Cette mise à jour compte pour les développeurs et entreprises qui s'appuient sur Sonnet au quotidien via l'API, Claude Code, ou les offres Team et Enterprise, puisque Sonnet 5 devient désormais le modèle par défaut pour les utilisateurs gratuits et les abonnés Pro. L'amélioration des capacités agentiques est particulièriement pertinente pour les cas d'usage de codage automatisé et d'exécution de tâches longues sans supervision constante. Anthropic met aussi en avant une réduction des hallucinations et une meilleure résistance aux injections de prompt et aux requêtes malveillantes, un argument de poids pour les déploiements en production. En matière de cybersécurité, toutefois, Sonnet 5 reste volontairement limité : il peut gérer certaines tâches courantes et non nuisibles, mais ses performances sur le développement d'outils d'exploitation de vulnérabilités restent nettement inférieures à celles d'Opus 4.8 et de Mythos 5, ses grands frères dotés de garde-fous différents.
Cette annonce s'inscrit dans une stratégie plus large de refonte de la gamme Anthropic autour d'une nouvelle nomenclature de version 5, probablement pour harmoniser Sonnet avec les autres modèles de la famille. En parallèle, l'entreprise a lancé Mythos, son modèle expérimental le plus avancé à ce jour, dont la déclinaison grand public Fable a été temporairement bloquée par l'administration Trump jusqu'au 30 juin, un dossier qu'Anthropic prévoit de détailler séparément. Le choix de maintenir Sonnet 5 au même prix affiché que la version précédente, tout en admettant une hausse cachée de la consommation de tokens via le nouveau tokenizer, illustre une tension récurrente dans l'industrie des grands modèles de langage entre affichage tarifaire stable et coûts réels croissants liés à la complexité computationnelle. La fenêtre de rabais jusqu'au 31 août laisse present à penser qu'Anthropic anticipe une adoption rapide de Sonnet 5 avant d'aligner ses prix sur le coût réel du nouveau tokenizer, une dynamique que les entreprises clientes devront surveiller de près dans leurs budgets d'infrastructure IA.

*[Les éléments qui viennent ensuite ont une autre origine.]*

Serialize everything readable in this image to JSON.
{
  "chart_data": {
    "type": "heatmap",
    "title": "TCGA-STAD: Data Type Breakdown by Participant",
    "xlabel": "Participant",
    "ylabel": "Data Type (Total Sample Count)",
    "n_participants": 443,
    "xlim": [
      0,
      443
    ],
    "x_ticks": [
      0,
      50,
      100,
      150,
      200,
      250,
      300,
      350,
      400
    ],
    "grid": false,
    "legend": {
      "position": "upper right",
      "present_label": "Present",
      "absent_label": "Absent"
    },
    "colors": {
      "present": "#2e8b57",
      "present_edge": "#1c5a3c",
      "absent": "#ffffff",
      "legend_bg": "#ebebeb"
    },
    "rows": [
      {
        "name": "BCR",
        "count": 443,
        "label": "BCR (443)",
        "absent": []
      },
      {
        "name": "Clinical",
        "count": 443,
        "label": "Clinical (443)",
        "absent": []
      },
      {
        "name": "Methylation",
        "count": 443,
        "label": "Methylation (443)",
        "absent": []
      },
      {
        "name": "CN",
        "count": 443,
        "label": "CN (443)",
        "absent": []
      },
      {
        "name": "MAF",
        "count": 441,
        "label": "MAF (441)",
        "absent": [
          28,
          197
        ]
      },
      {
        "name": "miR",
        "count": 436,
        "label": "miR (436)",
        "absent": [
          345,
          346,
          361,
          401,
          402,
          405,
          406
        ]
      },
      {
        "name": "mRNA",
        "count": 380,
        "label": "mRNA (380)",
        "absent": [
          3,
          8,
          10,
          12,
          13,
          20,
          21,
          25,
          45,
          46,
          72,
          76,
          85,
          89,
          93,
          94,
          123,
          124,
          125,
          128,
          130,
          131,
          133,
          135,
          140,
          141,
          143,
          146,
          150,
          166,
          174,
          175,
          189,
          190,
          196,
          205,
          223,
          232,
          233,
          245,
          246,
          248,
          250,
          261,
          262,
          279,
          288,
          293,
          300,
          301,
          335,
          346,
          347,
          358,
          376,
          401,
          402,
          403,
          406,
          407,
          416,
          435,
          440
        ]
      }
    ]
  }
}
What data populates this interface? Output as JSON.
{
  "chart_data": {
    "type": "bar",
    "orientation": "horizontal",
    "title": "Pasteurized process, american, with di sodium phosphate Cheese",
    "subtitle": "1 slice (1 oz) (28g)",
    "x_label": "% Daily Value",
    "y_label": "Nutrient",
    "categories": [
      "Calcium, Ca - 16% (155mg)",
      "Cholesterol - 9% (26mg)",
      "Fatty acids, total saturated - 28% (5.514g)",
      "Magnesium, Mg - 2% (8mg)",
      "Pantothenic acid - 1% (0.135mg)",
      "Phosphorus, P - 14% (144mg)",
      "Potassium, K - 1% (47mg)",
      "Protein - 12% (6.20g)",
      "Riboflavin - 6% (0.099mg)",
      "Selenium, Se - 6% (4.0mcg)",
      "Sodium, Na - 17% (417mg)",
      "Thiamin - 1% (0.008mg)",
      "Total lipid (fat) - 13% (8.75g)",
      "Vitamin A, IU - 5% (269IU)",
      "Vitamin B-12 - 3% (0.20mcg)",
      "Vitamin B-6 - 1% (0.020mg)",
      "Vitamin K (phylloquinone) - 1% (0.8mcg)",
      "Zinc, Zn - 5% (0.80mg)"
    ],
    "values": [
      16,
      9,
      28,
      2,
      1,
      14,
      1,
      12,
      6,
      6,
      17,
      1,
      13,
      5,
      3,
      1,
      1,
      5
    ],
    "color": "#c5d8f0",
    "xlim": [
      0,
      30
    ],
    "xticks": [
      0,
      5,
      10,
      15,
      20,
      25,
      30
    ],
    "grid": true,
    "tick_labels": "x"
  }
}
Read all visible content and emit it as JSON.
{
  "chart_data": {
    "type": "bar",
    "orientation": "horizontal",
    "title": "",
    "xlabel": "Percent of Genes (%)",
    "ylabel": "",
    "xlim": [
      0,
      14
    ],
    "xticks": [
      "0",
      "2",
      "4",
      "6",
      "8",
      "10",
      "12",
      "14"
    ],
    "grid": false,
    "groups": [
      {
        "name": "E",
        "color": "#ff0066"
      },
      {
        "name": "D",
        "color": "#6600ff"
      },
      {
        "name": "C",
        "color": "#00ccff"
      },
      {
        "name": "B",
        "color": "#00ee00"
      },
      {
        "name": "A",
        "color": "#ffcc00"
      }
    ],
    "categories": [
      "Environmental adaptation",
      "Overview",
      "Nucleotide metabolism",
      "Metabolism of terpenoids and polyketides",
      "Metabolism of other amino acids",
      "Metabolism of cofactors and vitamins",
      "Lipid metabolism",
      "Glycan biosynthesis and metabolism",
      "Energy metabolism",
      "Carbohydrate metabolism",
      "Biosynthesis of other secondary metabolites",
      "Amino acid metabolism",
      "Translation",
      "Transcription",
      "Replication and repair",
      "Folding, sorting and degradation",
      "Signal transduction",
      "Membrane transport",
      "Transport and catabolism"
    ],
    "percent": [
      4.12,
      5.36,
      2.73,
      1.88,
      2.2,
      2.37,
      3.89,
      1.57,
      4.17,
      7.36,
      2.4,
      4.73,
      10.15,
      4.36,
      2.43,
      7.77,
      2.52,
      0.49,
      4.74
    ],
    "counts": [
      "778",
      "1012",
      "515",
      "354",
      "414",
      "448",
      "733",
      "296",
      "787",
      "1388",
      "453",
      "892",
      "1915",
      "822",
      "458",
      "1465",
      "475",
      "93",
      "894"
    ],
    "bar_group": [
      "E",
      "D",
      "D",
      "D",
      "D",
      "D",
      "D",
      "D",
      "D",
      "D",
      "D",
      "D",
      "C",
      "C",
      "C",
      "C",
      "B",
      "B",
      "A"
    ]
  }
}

Le vrai prix de Sonnet 5, c'est pas les 3 dollars par million de tokens en entrée, c'est le tokenizer : jusqu'à 35% de tokens en plus pour le même texte, ça revient à gonfler la facture sans toucher au tarif affiché. Le rabais jusqu'au 31 août, c'est une fenêtre pour faire adopter le modèle avant que la vraie note tombe, malin mais pas franchement transparent. Sur l'agentique ça progresse bien, l'écart avec Opus se resserre, mais côté cybersécurité ils ont clairement laissé la bride serrée, sans surprise.
Dans nos dossiers
Vu une erreur factuelle dans cet article ? Signalez-la. Toutes les corrections valides sont publiées sur /corrections.